There was pressure to play up her father as much as possible, for marketing purposes, even before she made her debut album, 2003’s “To Whom It May Concern.”
“Constantly, from the get-go,” she said. “Record company executives would say to me: ‘Oh, yeah, we get you; you’re an artist. But the first songs on your record should be off of (her dad’s 1969 album) “From Elvis in Memphis”.’ That (pressure) is never not there. It’s not a bad thing, because I’m very proud of my father, my legacy and where I’m from, without question.
“And I have no problem, even if I sound similar to him at times. But when it’s a contrived, trying to sell myself thing, I won’t go there... I’m not him, I could never be like him, ever, and I don’t want to try. I just want to be a singer-songwriter. I don’t want to be disrespectful about it. But it is a battle and it constantly goes on.”
Last month, Presley was one of the guest artists to perform on the season finale of "American Idol," which saw Chula Vista's Jessica Sanchez fall short in her bid to draw more votes from Phillip Phillips, who won the next night.
Presley's subdued performance sounded so stark and, well, odd in the context of "American Idol's" emphasis on big productions and eye-popping razzle-dazzle that it almost seemed as if she had dropped in from another planet. (The unlikely link is that "Idol" and Elvis Presley Enterprises are both under the same corporate umbrella.)

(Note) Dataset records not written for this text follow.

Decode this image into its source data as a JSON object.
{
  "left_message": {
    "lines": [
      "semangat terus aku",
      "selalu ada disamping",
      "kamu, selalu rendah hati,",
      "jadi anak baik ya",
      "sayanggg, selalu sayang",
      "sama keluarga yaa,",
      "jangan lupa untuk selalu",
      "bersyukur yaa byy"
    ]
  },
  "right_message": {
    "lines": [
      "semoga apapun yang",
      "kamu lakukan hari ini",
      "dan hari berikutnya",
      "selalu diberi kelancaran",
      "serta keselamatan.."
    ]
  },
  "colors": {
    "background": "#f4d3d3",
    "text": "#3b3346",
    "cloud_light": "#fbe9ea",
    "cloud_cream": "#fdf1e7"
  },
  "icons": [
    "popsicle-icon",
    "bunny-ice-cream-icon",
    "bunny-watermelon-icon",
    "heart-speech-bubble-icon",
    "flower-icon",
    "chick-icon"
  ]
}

"That's true," she said. "It's like everything now is about being in this genre of Attention Deficit Disorder music, and everyone wants instant gratification, and bigger and louder (music). What I'm so proud of with this new album is that it has nothing to do with that. It's very straightforward and authentic.
"Now that I look back at it, it was ballsy for me to sing on 'Idol.' because what i sang was pretty out there and not normal. I knew I'd take heat for that because I wasn't spinning around on stage and carrying on, and I was nervous about it and I caught some flack for not screaming and dancing.
"I feel like a lot of people are looking back now (to an earlier musical era), because you can only sing really loud and hard for so long before people get tired of it."